Sofralık zeytin üretimi ise, yaklaşık 350 bin ton ve bu üretimin değeri yaklaşık 700 milyon dolarken, 2015 yılında bu değerin yaklaşık 3.5 milyar dolar olarak gerçekleşmesi bekleniyor.

ÇED raporu korumaya yetmez

Teklif edilen düzenlemeyle zeytinlik alanlarında 3 kilometrelik sınırın kaldırılmaya ve yalnızca Çevresel Etki Değerlendirme Raporu’yla (ÇED) zeytinliklerin içinde dahi madencilik faaliyeti yürütülmesine imkân sağlamaya çalışıldığının altı çizilen mektupta, sadece ÇED Raporu ile maden işletmesinin, zeytinliklerin üreme ve gelişmesine engel olup olamayacağını belirlemenin mümkün olmayacağı kaydedildi.

Mektupta, “Teklif gerekçesinde de ÇED Raporlarında zeytin sahaları için özel değerlere yer verilmediği açıkça belirtilip, işletmelerin buna ilaveten uygun arıtma, baca filtrasyonu gibi istemlere de sahip olması halinde zeytinliklere zarar verici sonuçlar doğmayacağı ortaya konuyor. Buradan ÇED Raporuna sahip olunsa dahi emisyon izni, deşarj izni gibi şartların sağlanmaması halinde zeytinliklere zarar verecek faaliyetler yürütülebileceği sonucuna varılmaktadır.
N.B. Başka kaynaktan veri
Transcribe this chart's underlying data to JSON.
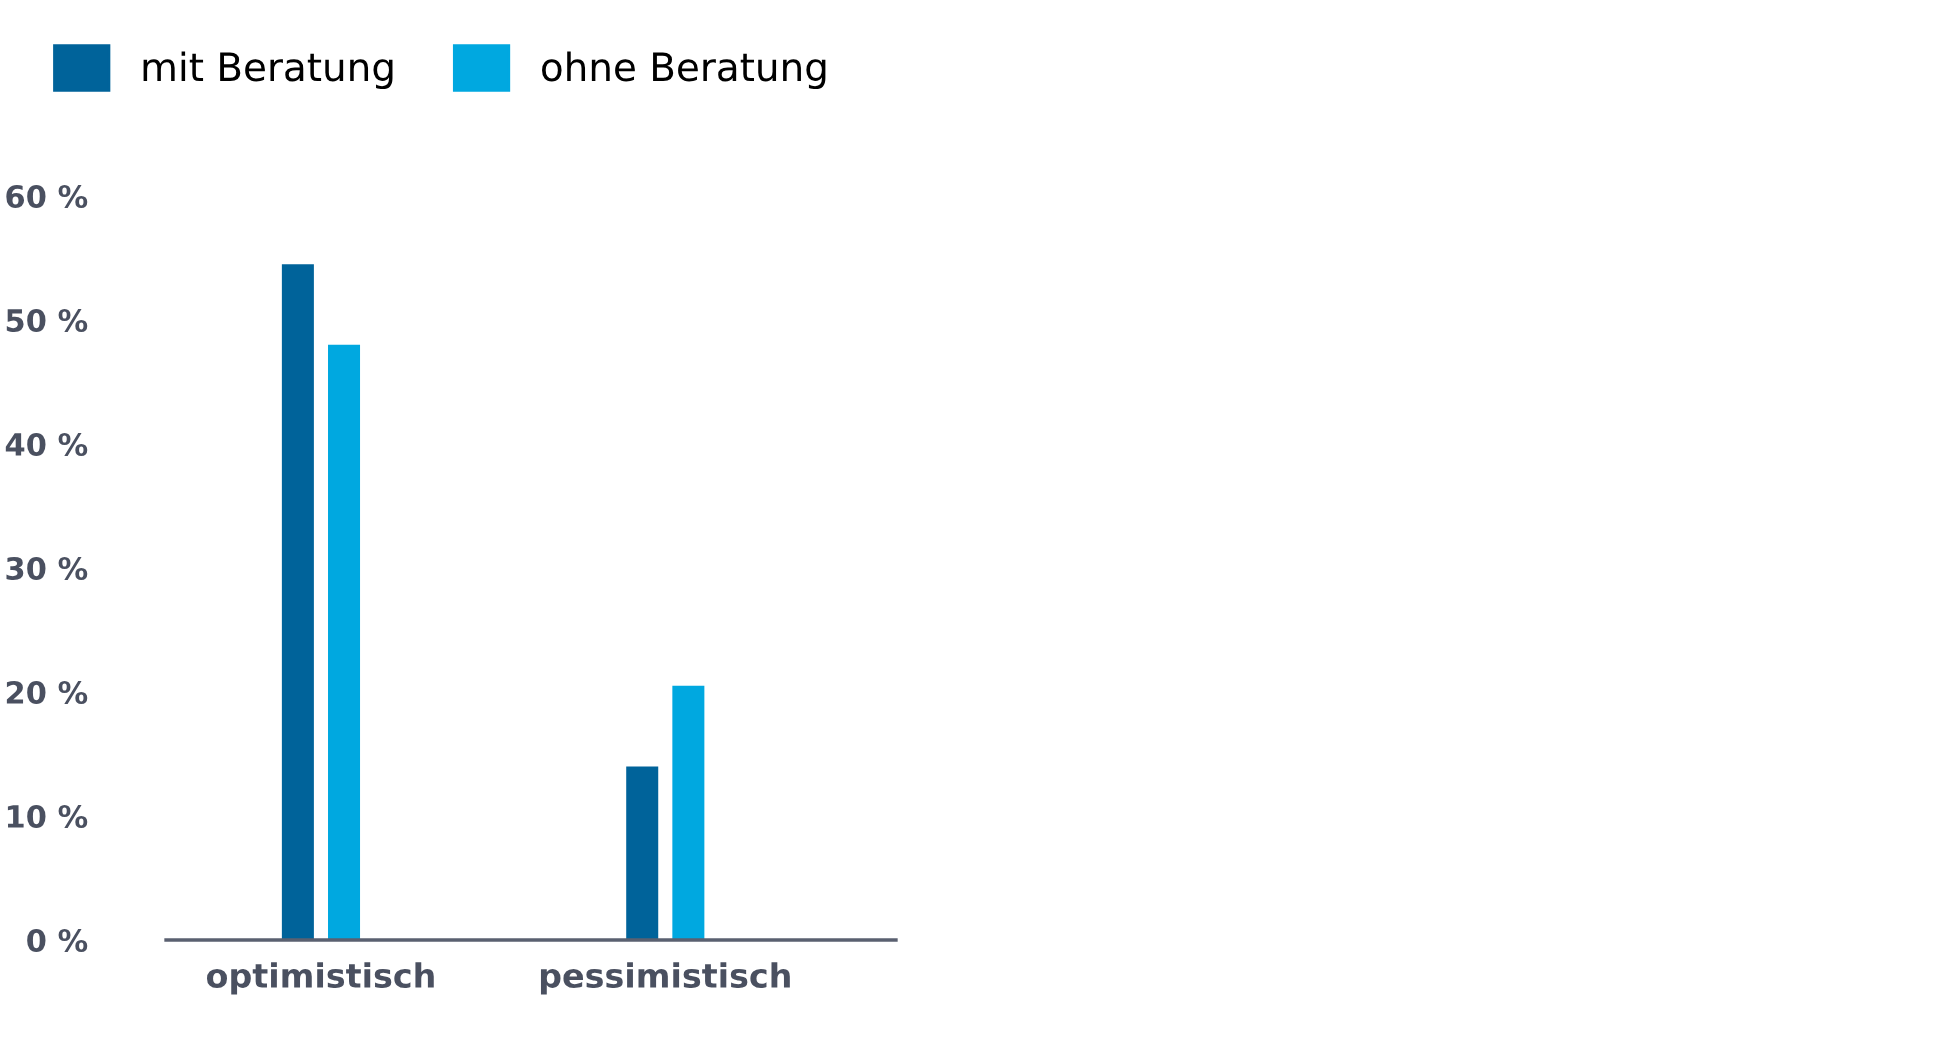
{
  "chart_data": {
    "type": "bar",
    "categories": [
      "optimistisch",
      "pessimistisch"
    ],
    "series": [
      {
        "name": "mit Beratung",
        "color": "#00639a",
        "values": [
          54.5,
          14
        ]
      },
      {
        "name": "ohne Beratung",
        "color": "#00a8e0",
        "values": [
          48,
          20.5
        ]
      }
    ],
    "ylim": [
      0,
      60
    ],
    "yticks": [
      {
        "value": 0,
        "label": "0 %"
      },
      {
        "value": 10,
        "label": "10 %"
      },
      {
        "value": 20,
        "label": "20 %"
      },
      {
        "value": 30,
        "label": "30 %"
      },
      {
        "value": 40,
        "label": "40 %"
      },
      {
        "value": 50,
        "label": "50 %"
      },
      {
        "value": 60,
        "label": "60 %"
      }
    ],
    "grid": false,
    "legend": "top left"
  }
}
Bugün söz konusu izinlere sahip olmaksızın faaliyet gösteren çok sayıda işletmeye rastlanabileceği, bunların ancak denetimlerle tespit edilebileceği, denetimlerin ise yetersiz kaldığı bir gerçektir. Bu durumda sadece ÇED raporuna dayanılarak verilecek faaliyet izinleri sebebiyle zeytinliklere ciddi zararlar verebilecek uygulamaların önünün açılabileceği düşünülmelidir” denildi.